Cigarette électronique : une réaction à chaud

Première chronique, en réaction à l’article de la revue 60 millions de consommateurs, qualifiant les cigarettes électroniques de « potentiellement » cancérigène, suite à une étude utilisant un procédé « inédit ».

Une étude de 60 Millions de consommateurs, dont le protocole exact n’a pas été communiqué et dont les résultats chiffrés restent évasifs, conclut que la fumée des cigarettes électroniques contient des agents potentiellement cancérigènes dans des proportions parfois similaires à celles des cigarettes traditionnelles. Notamment, des traces de métaux lourds, d’acroléine, de formaldéhyde et des aldéhydes ont été relevées. Cela vous fait peur ? C’est bien le but.
 
Au milieu du vent de panique qui s’est logiquement mis à souffler depuis hier, certains experts dénoncent cette enquête. Citons le Dr. Gérard Mathern, secrétaire général de la Société Française de Tabacologie, qui a en outre participé au rapport Dautzenberg en mai 2013 :
« Ce que je regrette dans cette enquête, c'est son aspect polémique. Ici, le public est tenté de comprendre cet article comme : les cigarettes électroniques sont aussi toxiques que les cigarettes conventionnelles. Ce qui est bien sûr radicalement faux. »

En creusant à peine, les failles apparaissent vite

  • Le formaldéhyde n’est pas dangereux à faible dose. Or, c’est précisément une information qui est manquante dans l’étude. Les meubles dégagent en permanence du formaldéhyde, le corps humain également. Cela ne fait pas de nous des armes de destruction massive.
  • Il en est de même pour la présence de métaux lourds. Si les quantités relevées ne sont pas précisées, la dangerosité ne peut être établie. Les eaux minérales, par exemple, en contiennent.  
  •  L’acroléine et les aldéhydes, quant à eux, apparaissent dès lors que l’on chauffe des hydrates de carbone. C’est ce qui arrive lors de n’importe quelle cuisson d’aliments, à la poêle, en friture, au barbecue… Ces éléments se dégagent alors en quantités beaucoup plus importantes qu’avec une cigarette électronique. Ce qui est plus étonnant est que l’acroléine ne se forme qu’à partir d’une température de 240°. Sachant qu’une cigarette électronique chauffe à 50° environ dans des conditions normales d’utilisation, cela jette un doute sur le fameux « protocole inédit ».
Par ailleurs, rappelons que ce sont essentiellement les goudrons et le monoxyde de carbone qui tuent les fumeurs. Les uns, transportant des éléments extrêmement toxiques, sont la principale cause des cancers de la gorge, des poumons et de la langue. L’autre est le premier responsable des maladies cardio-vasculaires. Les cigarettes électroniques n’en contiennent pas.
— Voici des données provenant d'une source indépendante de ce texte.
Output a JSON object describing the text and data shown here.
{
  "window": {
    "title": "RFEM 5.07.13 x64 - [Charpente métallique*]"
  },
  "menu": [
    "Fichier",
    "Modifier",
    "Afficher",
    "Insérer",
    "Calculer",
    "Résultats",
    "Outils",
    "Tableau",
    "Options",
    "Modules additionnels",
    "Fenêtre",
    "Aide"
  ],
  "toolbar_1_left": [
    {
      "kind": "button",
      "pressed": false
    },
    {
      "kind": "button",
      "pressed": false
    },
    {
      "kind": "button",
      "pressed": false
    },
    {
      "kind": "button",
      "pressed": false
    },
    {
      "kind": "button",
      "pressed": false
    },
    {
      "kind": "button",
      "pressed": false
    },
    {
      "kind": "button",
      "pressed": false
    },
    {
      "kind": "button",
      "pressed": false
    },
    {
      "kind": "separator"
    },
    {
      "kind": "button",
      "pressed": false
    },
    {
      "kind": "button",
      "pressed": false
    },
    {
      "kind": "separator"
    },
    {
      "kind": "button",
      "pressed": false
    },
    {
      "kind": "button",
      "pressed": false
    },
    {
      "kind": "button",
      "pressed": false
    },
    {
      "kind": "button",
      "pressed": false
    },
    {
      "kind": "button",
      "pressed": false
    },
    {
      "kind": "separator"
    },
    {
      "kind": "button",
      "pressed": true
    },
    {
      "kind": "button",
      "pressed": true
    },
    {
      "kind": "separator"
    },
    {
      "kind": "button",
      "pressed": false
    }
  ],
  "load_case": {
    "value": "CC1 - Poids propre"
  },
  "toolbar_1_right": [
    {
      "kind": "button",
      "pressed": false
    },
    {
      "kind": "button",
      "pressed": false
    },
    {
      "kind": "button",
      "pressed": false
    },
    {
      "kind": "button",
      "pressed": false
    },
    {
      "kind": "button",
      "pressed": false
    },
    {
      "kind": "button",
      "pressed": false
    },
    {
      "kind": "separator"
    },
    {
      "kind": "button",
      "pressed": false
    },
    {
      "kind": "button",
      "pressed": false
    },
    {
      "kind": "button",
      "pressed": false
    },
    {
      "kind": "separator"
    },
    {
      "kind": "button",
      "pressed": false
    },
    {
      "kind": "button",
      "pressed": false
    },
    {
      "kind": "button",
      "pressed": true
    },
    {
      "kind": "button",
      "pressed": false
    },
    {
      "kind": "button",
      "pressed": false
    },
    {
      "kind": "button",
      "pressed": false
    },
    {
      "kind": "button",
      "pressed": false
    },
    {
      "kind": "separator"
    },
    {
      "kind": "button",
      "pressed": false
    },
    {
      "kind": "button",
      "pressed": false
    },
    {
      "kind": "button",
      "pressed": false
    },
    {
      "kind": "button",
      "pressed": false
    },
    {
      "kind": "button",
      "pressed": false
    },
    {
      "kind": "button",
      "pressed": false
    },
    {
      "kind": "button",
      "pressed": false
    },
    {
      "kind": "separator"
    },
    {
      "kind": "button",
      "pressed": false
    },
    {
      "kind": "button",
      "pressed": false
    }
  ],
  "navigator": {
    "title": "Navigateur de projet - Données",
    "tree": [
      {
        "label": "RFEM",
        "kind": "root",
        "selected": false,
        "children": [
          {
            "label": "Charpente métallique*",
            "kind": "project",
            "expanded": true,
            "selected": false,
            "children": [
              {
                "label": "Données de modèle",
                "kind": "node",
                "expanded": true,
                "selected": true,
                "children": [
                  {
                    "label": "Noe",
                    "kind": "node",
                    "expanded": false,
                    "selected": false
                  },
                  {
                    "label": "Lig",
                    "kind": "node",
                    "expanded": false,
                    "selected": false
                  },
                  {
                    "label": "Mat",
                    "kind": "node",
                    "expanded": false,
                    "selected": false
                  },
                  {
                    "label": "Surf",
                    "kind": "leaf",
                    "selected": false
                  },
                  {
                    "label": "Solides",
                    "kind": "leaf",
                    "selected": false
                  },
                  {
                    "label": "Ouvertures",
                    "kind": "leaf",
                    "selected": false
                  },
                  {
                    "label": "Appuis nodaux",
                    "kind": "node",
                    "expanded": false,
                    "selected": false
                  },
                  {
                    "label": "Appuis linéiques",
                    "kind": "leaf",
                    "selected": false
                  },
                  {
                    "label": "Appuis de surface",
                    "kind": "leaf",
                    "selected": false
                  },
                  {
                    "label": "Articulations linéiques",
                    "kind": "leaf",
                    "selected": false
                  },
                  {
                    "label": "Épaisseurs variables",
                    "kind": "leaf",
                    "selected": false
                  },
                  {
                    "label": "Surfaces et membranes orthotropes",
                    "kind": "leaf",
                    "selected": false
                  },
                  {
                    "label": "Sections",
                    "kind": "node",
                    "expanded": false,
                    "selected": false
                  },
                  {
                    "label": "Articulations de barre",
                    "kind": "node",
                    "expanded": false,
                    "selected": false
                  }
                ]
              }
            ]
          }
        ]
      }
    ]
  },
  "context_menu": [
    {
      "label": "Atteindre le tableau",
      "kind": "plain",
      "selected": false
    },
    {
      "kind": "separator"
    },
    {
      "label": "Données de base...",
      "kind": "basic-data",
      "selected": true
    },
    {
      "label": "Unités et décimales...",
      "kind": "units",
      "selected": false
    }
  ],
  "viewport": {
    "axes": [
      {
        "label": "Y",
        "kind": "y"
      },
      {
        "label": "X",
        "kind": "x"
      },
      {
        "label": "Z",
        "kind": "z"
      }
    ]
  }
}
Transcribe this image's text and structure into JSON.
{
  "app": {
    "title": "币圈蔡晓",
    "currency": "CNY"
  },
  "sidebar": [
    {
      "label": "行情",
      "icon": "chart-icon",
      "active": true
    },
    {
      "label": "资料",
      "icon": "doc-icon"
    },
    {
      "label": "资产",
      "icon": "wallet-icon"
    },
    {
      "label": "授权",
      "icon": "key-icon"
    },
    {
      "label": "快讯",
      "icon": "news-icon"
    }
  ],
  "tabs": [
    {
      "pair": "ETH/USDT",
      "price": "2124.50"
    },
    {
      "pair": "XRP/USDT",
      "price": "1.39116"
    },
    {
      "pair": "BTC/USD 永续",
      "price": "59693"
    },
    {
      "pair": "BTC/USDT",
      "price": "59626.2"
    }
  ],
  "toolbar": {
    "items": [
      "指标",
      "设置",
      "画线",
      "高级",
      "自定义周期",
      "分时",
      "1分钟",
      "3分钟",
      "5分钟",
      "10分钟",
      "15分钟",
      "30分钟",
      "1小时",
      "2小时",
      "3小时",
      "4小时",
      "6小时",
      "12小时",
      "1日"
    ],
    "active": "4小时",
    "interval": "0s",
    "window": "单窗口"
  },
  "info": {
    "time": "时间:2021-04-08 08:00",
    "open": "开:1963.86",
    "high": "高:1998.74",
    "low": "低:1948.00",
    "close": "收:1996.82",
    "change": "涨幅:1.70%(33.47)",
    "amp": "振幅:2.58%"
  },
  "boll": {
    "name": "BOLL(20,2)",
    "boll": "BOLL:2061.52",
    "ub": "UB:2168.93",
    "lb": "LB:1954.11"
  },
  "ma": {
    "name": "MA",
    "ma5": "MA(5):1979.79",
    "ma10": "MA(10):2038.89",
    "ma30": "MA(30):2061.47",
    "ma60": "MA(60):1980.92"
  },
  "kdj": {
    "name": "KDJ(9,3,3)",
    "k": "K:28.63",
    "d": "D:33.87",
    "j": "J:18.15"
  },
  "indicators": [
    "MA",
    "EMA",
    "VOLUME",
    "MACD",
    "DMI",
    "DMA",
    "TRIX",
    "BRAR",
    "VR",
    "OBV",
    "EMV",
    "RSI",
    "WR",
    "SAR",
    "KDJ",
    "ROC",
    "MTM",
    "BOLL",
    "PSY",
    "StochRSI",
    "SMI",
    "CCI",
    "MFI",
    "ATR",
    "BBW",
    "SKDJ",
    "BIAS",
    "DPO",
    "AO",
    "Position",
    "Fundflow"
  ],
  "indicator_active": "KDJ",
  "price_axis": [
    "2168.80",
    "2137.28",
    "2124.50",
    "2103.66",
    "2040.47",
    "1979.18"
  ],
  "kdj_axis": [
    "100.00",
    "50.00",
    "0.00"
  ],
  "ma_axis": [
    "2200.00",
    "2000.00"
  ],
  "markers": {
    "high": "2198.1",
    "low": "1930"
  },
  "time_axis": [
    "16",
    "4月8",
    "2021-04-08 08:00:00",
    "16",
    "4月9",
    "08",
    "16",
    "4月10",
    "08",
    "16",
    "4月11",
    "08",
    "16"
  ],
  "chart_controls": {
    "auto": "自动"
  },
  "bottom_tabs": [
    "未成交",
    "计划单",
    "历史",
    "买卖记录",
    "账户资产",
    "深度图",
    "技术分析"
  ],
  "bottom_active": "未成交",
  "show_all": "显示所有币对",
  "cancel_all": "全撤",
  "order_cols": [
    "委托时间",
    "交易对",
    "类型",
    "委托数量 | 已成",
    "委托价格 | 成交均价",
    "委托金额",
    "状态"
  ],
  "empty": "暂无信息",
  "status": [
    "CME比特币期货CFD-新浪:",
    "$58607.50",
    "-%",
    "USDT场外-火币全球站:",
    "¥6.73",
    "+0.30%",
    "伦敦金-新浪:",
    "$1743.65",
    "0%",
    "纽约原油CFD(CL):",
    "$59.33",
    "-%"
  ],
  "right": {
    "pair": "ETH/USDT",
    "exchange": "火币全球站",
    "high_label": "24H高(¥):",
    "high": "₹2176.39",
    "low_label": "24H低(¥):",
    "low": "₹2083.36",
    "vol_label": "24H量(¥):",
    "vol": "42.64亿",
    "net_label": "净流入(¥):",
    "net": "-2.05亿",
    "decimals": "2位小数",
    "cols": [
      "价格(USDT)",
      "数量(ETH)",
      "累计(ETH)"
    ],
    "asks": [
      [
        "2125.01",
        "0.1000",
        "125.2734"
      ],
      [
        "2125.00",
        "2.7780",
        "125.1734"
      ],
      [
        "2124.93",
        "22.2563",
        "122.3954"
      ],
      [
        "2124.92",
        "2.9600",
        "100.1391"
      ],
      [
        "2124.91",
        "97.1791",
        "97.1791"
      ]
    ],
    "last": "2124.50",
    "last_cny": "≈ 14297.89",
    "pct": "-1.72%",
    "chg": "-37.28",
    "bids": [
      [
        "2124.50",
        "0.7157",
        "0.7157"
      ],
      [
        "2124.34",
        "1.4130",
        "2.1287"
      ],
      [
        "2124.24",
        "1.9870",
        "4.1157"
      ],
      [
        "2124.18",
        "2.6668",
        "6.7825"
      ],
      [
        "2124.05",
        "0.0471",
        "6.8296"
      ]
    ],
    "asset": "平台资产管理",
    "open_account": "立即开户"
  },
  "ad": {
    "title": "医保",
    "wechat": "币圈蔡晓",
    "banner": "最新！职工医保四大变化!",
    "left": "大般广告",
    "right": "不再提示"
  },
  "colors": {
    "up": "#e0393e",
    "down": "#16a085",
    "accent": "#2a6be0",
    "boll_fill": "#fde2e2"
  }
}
D’autres professionnels de la santé ont également exprimé leur mécontentement

Antoine Flahault, professeur de santé publique à la Faculté de Médecine Paris Descartes estime sur Twitter que « 60 millions de consommateurs se trompe de cible » et précise que « face au vrai danger des cigarettes, les vapoteurs n'ont pas trop de soucis à se faire ! ». De son côté, le Dr. Dominique Dupagne expose sur son blog que les éléments relevés sont « anodins dans l'absolu, surtout face aux substances monstrueusement cancérigènes (et toxiques pour les artères) contenues dans la fumée de tabac ».
L’article de 60 millions de consommateurs (le chiffre de 59 serait plus juste, puisqu’un million de Français sont utilisateurs de cigarettes électroniques) s’inscrit donc dans la tendance médiatique actuelle visant à décrédibiliser coûte que coûte la cigarette électronique en la présentant comme nocive. Au nom d’un principe de précaution si exacerbé qu’il rend les Français paranoïaques, on choisit la crucifixion sur la place publique plutôt que de donner sa chance à un produit qui, sur le terrain, change pourtant la vie de milliers de fumeurs, là où les outils de sevrage tabagique classiques échouent.
A moins que ce ne soit, une fois encore, l’argent qui soit roi. Lorsque l’on sait que l’INC, éditeur du magazine 60 millions de consommateurs, est directement subventionné par l’État, on peut naturellement douter de la totale objectivité de leurs auteurs. Cette sonnette d’alarme de Polichinelle vient donner une raison de plus aux pouvoirs publics de réglementer le marché des cigarettes électroniques. S’il serait bénéfique de normaliser cette industrie et de renforcer les contrôles, notamment pour s’assurer de la conformité des liquides par rapport à ce qui est annoncé sur les étiquettes, taxer de façon outrancière les cigarettes électroniques pour compenser la baisse des ventes de tabac et déposséder les entrepreneurs qui ont créé le marché en France pour les jeter en pâture aux lobbys pharmaceutiques serait, sans nul doute, une erreur.